“History is like Janus; it has two faces. Whether it looks at the past or at the present, it sees the same things.”
Maxime Du Camp, Arcades Project, p. 14
The United States does not have Arcades, but it has the mall in D.C. The mall is lined with museums, which have gift shops filled with mechanical reproductions of the art hanging on the walls. We consider this today because Obama is asking for congressional support for military force in the fight against ISIS and there is nothing but media wanderings. We are reminded of Walter Benjamin’s observation that “In times of terror, when everyone is something of a conspirator, everybody will be in a situation where he has to play detective. Strolling gives him the best prospects of doing so.” We are in an age of mechanical war reproductions. The media is a phantasmagoria of moving images (in both senses of the word) of protests and counter protests that negate each other as so much point-counterpoints. Adorno and Benjamin believed that like the eighteenth-century mechanical optical device the “social whole is a machine for projecting images of itself as inherently meaningful and coherent” when in reality the “constitutive ambiguity and undecidability, whereby what we mean by ‘the human’ is progressively denatured.” Everything is moving but nothing moves, it’s just reproduced.
In “Remembrance of Wars Past: Why There is no Massive Antiwar Movement in America,” Tom Engelhardt explains one reason there is no war movement: “What’s missing is any sense of connection to the government, any sense that it’s ‘ours’ or that we the people matter. In its place — and you can thank successive administrations for this — is the deepest sort of pessimism and cynicism about a national security state and war-making machine beyond our control. And why protest what you can’t change?” Apathy is literally lack of feeling or e-motions.

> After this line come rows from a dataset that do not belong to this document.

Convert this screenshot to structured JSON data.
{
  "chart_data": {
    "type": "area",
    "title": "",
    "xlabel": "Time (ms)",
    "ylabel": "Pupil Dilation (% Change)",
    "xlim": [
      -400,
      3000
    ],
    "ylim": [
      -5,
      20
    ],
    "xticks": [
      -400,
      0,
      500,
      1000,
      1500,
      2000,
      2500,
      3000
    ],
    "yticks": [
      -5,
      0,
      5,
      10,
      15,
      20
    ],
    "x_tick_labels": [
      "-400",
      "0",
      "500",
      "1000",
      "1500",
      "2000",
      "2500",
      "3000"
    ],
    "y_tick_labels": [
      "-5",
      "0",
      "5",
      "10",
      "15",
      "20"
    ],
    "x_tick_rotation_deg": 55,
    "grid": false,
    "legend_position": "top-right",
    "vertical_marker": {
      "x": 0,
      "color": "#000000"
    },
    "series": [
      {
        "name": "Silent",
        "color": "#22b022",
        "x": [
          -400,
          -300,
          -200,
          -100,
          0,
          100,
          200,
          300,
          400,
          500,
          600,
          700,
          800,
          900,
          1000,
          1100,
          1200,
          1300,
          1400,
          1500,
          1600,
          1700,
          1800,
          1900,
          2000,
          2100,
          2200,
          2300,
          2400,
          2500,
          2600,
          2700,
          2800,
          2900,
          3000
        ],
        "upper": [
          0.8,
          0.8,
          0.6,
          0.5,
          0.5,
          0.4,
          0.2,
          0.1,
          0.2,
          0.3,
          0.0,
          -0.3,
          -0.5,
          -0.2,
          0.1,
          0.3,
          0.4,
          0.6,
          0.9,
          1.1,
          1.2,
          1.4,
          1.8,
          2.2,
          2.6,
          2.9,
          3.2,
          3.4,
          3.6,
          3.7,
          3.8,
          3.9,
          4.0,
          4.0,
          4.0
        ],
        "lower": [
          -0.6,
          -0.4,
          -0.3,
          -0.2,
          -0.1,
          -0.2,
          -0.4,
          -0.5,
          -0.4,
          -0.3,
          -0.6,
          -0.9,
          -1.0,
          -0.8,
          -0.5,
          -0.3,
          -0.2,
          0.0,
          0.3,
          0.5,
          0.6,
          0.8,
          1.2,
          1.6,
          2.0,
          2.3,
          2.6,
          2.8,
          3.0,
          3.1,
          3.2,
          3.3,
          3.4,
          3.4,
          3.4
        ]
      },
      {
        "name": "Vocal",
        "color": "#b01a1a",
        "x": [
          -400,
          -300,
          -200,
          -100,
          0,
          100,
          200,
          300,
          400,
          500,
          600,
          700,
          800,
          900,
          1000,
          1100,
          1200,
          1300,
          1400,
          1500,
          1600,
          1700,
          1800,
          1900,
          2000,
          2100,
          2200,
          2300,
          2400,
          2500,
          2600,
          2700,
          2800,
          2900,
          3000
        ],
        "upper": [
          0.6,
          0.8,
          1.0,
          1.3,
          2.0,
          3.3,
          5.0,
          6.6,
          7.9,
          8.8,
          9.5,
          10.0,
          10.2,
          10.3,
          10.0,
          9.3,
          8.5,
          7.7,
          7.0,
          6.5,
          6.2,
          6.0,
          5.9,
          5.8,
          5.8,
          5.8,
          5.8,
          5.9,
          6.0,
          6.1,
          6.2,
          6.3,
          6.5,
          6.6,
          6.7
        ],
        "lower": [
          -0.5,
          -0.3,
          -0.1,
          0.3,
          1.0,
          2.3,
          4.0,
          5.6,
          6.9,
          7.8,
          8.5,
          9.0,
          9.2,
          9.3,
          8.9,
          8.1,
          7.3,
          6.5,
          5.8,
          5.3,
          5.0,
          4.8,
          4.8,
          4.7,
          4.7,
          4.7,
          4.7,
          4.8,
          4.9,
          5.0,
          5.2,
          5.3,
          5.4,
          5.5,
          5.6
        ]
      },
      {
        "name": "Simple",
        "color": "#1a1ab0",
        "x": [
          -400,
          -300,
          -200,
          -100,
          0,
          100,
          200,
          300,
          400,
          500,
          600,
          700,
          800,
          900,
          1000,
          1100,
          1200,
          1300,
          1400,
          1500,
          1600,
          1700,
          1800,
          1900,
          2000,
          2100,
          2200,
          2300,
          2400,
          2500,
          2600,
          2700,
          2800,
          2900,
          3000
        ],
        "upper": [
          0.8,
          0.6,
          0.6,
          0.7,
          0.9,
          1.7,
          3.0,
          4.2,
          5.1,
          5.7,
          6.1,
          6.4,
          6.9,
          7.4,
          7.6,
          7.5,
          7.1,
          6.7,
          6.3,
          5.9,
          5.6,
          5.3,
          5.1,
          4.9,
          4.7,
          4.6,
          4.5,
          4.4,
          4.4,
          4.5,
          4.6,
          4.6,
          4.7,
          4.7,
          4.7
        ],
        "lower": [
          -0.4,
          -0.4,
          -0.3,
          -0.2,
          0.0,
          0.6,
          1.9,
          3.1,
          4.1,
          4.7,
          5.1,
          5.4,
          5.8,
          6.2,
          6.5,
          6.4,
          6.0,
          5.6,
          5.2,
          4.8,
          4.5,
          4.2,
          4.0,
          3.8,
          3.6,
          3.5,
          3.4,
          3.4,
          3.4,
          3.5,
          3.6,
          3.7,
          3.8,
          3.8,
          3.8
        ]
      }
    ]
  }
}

However, while there is no antiwar movement, people are protesting, or say, marching about. Today is the four-year anniversary of the beginning of the biggest protest in Madison, Wisconsin’s history, after Governor Scott Walker took away collective bargaining rights. More recently, people took to the streets in Missouri and across the nation to demonstrate that “black lives matter.” Is it that the shock of 9/11 (which caused us to condone torture) is still lingering, making every tragic attack (Sydney and Paris) an aftershock that persuades us to revert back to our code orange days—to continue funding the war machine in this great age of mechanical reproducibility?
We all know the true definition of insanity, and it seems the country—let’s call it the War Party (again, in both senses of the word)—is insane enough to keep doing the same thing over and over again, reproducing the same images. But let’s imagine a new landscape. In “The Butterfly and the Boiling Point,” Rebecca Solnit writes, “The history of revolution is the history of great spaces…” She continues, “It’s all very well to organize on Facebook and update on Twitter, but these are only preludes. You also need to rise up, to pour out into the streets. You need to be together in body, for only then are you truly the public with the full power that a public can possess.” In times of terror we need detectives, collective detectives, revolutionary flaneurs.
So, as congress deliberates whether or not to accept the specific requests President Obama makes in seeking support for the reproducibility of war, consider the advice Juan Cole offered in “Sharpening Contradictions: Why al-Qaeda Attacked Satirists in Paris”: “Extremism thrives on other people’s extremism, and is inexorably defeated by tolerance.” With a new landscape, we can think about reproducing things other than war, like tolerance for non-reproduction.